As an example, let’s say a project is using Spring, which depends on OkHttp. Writing code that uses types from OkHttp is as easy as letting the IDE add the import statements it helpfully suggests. The code will compile and run because the build tool will make sure Spring and all its dependencies, including OkHttp, are present at all times. This makes it unnecessary to declare the dependency on OkHttp, so it’s easily forgotten. (See figure 3.9.)

As a consequence, a dependency analysis of the project would deliver misleading results, based on which problematic decisions could be made. The OkHttp version also isn’t fixed and depends entirely on what Spring uses. If that version is updated, the code depending on OkHttp is silently running on a different version, creating the real risk that the program will misbehave or crash at run time.

Due to the module system’s requirement that the accessing module must read the accessed module, this can no longer happen. Unless the project declares its dependency on OkHttp by using a requires directive, the module system won’t allow it to access OkHttp’s classes. This way it forces you to keep your configuration up to date.

Note that modules have the ability to pass their own dependencies on to modules that depend on them with a feature called implied readability. Check section 11.11 for details.

3.3.3 Encapsulation skirmishes

As we did with readability, let’s break things! But before we do so, I want to show a scenario that follows all the rules and works. Once again, it’s based on the ServiceMonitor application introduced in chapter 2.

For the sake of these examples, assume that the module monitor.observer contained in its package monitor.observer a class DisconnectedServiceObserver. What it does is irrelevant: what counts is that it implements ServiceObserver, that it has a constructor that doesn’t require any arguments, and that the monitor module uses it.

The module monitor.observer exports monitor.observer and DisconnectedServiceObserver is public. This fulfills the first two accessibility requirements, so other modules can access it if they read monitor.observer. The module monitor fulfills that precondition, too, because it requires module.observer in its module declaration. Taken together (figure 3.10 and listing 3.1), all requirements are fulfilled, and code in monitor can access DisconnectedServiceObserver. Accordingly, compilation and execution are error-free. Let’s fiddle with the details and watch how the module system reacts.

Listing 3.1 DisconnectedServiceObserver, accessible by monitor

// --- TYPE DisconnectedServiceObserver ---
package monitor.observer;

public class DisconnectedServiceObserver  //    ①  
  implements ServiceObserver {
 // class body truncated
}

// --- MODULE DECLARATION monitor.observer ---
module monitor.observer {
 exports monitor.observer;  //  ②  
}

// --- MODULE DECLARATION monitor ---
module monitor {
 requires monitor.observer;  //  ③  
 // other requires directives truncated
}

Type not public

If DisconnectedServiceObserver is made package-visible, compilation of monitor fails.
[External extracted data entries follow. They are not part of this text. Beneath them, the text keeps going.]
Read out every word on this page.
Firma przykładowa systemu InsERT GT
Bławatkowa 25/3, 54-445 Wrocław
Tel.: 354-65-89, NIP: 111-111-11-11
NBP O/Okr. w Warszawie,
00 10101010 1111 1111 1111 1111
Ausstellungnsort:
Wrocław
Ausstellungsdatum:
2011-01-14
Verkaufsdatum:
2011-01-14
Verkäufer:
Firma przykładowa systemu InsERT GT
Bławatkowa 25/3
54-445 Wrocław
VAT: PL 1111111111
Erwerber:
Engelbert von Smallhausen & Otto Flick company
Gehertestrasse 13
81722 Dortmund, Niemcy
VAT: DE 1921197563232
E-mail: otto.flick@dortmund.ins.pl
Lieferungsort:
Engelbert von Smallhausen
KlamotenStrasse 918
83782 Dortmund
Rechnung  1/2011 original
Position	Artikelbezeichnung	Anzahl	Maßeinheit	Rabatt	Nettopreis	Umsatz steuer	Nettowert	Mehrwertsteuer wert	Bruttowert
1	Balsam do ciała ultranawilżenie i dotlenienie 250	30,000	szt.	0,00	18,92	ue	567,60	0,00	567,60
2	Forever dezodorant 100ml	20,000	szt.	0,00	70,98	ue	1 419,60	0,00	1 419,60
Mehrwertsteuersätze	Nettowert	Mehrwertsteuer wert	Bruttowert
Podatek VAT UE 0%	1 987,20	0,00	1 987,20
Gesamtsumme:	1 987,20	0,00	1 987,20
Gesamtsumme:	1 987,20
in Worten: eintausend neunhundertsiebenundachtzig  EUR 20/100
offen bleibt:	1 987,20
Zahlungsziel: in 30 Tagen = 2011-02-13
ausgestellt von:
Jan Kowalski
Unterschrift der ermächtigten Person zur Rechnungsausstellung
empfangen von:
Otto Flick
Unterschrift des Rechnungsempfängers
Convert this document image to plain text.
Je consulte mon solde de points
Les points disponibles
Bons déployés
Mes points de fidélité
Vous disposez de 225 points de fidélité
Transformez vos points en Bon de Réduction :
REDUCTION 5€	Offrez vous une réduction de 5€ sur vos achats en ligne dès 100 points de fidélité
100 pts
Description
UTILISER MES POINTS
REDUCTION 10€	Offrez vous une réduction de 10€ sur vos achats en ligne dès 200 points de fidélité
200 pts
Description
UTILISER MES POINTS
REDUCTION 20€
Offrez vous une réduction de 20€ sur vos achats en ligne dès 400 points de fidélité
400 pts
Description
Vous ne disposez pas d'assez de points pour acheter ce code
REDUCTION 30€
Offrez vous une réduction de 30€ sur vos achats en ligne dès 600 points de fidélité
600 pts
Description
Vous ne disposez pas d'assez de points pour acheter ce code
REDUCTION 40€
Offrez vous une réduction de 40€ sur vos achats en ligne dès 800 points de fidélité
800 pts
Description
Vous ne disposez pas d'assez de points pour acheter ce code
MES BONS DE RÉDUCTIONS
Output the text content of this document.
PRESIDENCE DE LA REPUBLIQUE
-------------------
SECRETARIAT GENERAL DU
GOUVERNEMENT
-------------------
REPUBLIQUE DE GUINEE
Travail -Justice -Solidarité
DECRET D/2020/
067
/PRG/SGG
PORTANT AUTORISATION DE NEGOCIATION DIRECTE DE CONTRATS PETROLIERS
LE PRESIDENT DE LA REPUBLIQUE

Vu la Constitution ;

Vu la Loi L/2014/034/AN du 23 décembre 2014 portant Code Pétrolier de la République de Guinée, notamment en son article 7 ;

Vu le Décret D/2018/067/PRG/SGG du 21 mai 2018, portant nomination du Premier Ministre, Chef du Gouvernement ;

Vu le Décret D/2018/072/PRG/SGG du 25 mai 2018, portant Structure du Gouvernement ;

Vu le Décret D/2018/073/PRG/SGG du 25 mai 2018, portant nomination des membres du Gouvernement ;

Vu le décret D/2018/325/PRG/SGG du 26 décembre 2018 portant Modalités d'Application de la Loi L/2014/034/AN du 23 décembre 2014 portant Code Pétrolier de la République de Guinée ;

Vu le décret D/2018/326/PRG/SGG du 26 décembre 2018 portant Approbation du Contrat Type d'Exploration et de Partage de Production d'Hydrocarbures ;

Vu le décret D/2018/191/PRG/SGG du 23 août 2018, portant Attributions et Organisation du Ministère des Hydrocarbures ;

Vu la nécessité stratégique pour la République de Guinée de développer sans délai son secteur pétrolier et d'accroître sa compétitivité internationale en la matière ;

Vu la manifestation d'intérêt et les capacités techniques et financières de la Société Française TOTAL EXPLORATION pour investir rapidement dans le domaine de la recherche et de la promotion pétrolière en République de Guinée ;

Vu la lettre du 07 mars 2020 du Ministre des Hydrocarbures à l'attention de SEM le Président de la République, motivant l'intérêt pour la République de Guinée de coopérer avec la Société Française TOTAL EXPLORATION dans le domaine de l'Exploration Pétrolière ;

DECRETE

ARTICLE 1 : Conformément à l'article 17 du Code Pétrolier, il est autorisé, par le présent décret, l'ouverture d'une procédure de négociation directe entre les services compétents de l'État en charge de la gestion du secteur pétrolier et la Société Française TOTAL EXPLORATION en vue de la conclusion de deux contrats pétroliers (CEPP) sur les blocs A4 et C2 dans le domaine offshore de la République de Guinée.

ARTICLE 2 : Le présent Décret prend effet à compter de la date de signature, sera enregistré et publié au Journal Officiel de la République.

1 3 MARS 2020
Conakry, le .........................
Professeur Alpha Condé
More precisely, the import causes the first error:

> monitor/src/main/java/monitor/Monitor.java:4: error:
>     DisconnectedServiceObserver is not public in monitor.observer;
>     cannot be accessed from outside package
> import monitor.observer.DisconnectedServiceObserver;
>                        ^

Accessing package-visible types from another package wasn’t possible before Java 9, either, and for that reason the error message is nothing new—you’d get the same one without the module system in play.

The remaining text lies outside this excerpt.